The tepee (or tepee) is an easily transported and constructed shelter that was widely used by early Native Americans. While Native Americans used animal hides for the outer skins of their tepees, modern tepees are available in a wide variety of man-made fibres. But these materials can be costly, so some prefer to build their tepees out of materials found in nature. Tepees may be constructed in this fashion as a means of survival by hikers and hunters who become stranded in the wilderness. Building a tepee is also a low-cost project that adults can use to teach children outdoor skills.
Draw the outline of the base of your tepee on the ground with a stick.
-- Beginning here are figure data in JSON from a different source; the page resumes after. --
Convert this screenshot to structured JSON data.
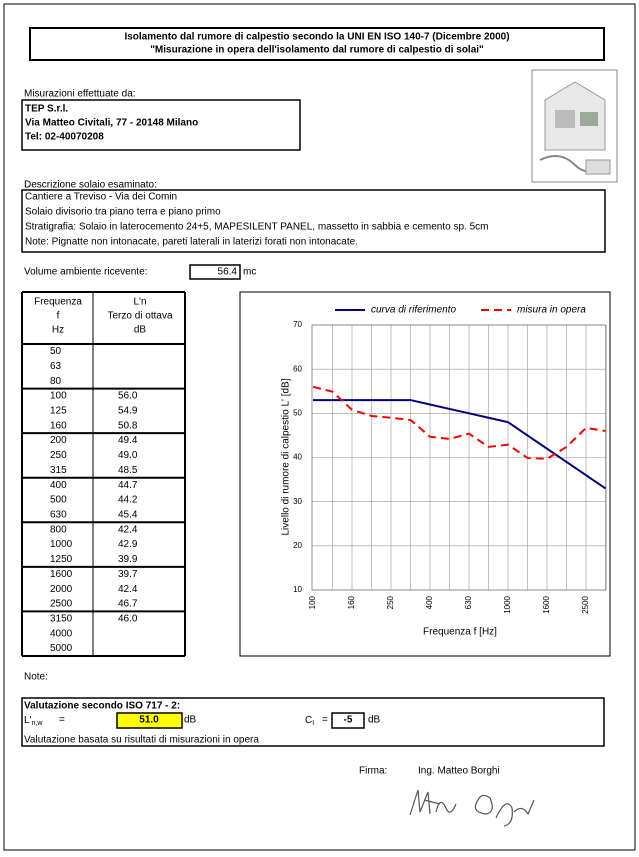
{
  "header": {
    "title_lines": [
      "Isolamento dal rumore di calpestio secondo la UNI EN ISO 140-7 (Dicembre 2000)",
      "\"Misurazione in opera dell'isolamento dal rumore di calpestio di solai\""
    ]
  },
  "company": {
    "label": "Misurazioni effettuate da:",
    "lines": [
      "TEP S.r.l.",
      "Via Matteo Civitali, 77 - 20148 Milano",
      "Tel: 02-40070208"
    ]
  },
  "description": {
    "label": "Descrizione solaio esaminato:",
    "lines": [
      "Cantiere a Treviso - Via dei Comin",
      "Solaio divisorio tra piano terra e piano primo",
      "Stratigrafia: Solaio in laterocemento 24+5, MAPESILENT PANEL, massetto in sabbia e cemento sp. 5cm",
      "Note: Pignatte non intonacate, pareti laterali in laterizi forati non intonacate."
    ]
  },
  "volume": {
    "label": "Volume ambiente ricevente:",
    "value": "56.4",
    "unit": "mc"
  },
  "table": {
    "headers": [
      [
        "Frequenza",
        "f",
        "Hz"
      ],
      [
        "L'n",
        "Terzo di ottava",
        "dB"
      ]
    ],
    "rows": [
      [
        "50",
        null
      ],
      [
        "63",
        null
      ],
      [
        "80",
        null
      ],
      [
        "100",
        "56.0"
      ],
      [
        "125",
        "54.9"
      ],
      [
        "160",
        "50.8"
      ],
      [
        "200",
        "49.4"
      ],
      [
        "250",
        "49.0"
      ],
      [
        "315",
        "48.5"
      ],
      [
        "400",
        "44.7"
      ],
      [
        "500",
        "44.2"
      ],
      [
        "630",
        "45.4"
      ],
      [
        "800",
        "42.4"
      ],
      [
        "1000",
        "42.9"
      ],
      [
        "1250",
        "39.9"
      ],
      [
        "1600",
        "39.7"
      ],
      [
        "2000",
        "42.4"
      ],
      [
        "2500",
        "46.7"
      ],
      [
        "3150",
        "46.0"
      ],
      [
        "4000",
        null
      ],
      [
        "5000",
        null
      ]
    ]
  },
  "chart_data": {
    "type": "line",
    "x_label": "Frequenza f [Hz]",
    "y_label": "Livello di rumore di calpestio L' [dB]",
    "categories": [
      "100",
      null,
      "160",
      null,
      "250",
      null,
      "400",
      null,
      "630",
      null,
      "1000",
      null,
      "1600",
      null,
      "2500",
      null
    ],
    "series": [
      {
        "name": "curva di riferimento",
        "color": "#000080",
        "dashed": false,
        "values": [
          53,
          53,
          53,
          53,
          53,
          53,
          52,
          51,
          50,
          49,
          48,
          45,
          42,
          39,
          36,
          33
        ]
      },
      {
        "name": "misura in opera",
        "color": "#ff0000",
        "dashed": true,
        "values": [
          56.0,
          54.9,
          50.8,
          49.4,
          49.0,
          48.5,
          44.7,
          44.2,
          45.4,
          42.4,
          42.9,
          39.9,
          39.7,
          42.4,
          46.7,
          46.0
        ]
      }
    ],
    "ylim": [
      10,
      70
    ],
    "yticks": [
      10,
      20,
      30,
      40,
      50,
      60,
      70
    ],
    "grid": true,
    "legend": "top"
  },
  "notes_label": "Note:",
  "evaluation": {
    "title": "Valutazione secondo ISO 717 - 2:",
    "lnw": {
      "symbol": "L'",
      "subscript": "n,w",
      "sign": "=",
      "value": "51.0",
      "unit": "dB"
    },
    "ci": {
      "symbol": "C",
      "subscript": "I",
      "sign": "=",
      "value": "-5",
      "unit": "dB"
    },
    "note": "Valutazione basata su risultati di misurazioni in opera"
  },
  "signature": {
    "label": "Firma:",
    "name": "Ing. Matteo Borghi"
  }
}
Keep in mind that you will need more room if you intend to sleep in the structure.
Find one long, sturdy branch to estimate the frame size of the tepee. Stand in the centre of the circle you drew on the ground. Place one end of the branch on the circle, and hold the other end above your head. If the branch is not long enough for you to comfortably manoeuvre beneath it, find longer branches.
Form a tripod with three branches, placing one end of each on the circle, and joining the other ends in the middle. Add more branches if desired, keeping in mind that more branches form a sturdier frame. Tie the joined ends together with rope. If you did not bring rope, you can lash the branches together with a belt.
Lift the lower end of each branch, and dig a 2-inch deep hole to provide a secure footing for the branch. Securing the ends in holes keeps the branches from sliding either outward or to the side, which can cause the entire tepee to collapse.
Lash shorter, pliable branches through the frame, beginning at the bottom and working to the top. If you have extra rope, lash some of these branches to the frame for lateral strength. Be sure to leave the area between two of the frame uprights open to use as a door.
Weave both leafy branches and pine-needle-filled branches through the frame and shorter branches, again working bottom to top. Overlap layers as you work up in the same way you would overlap shingles on a house. Make sure you cover the entire structure.
Use one or several pine branches standing on end to form a sturdy door. Lash the branches together at the top if necessary with either rope or a belt.
Use leaves and pine needles to form a floor. Be sure to gather dry leaves and needles. Remove any sticks or pine cones.
Branches with large leaves provide better coverage. Saplings are easier to find in longer, straighter lengths than branches.
Do not smoke or light fires in or around the tepee. The entire structure is flammable. Always be aware of your surroundings. A tepee will not keep you safe from wild animals or extreme weather.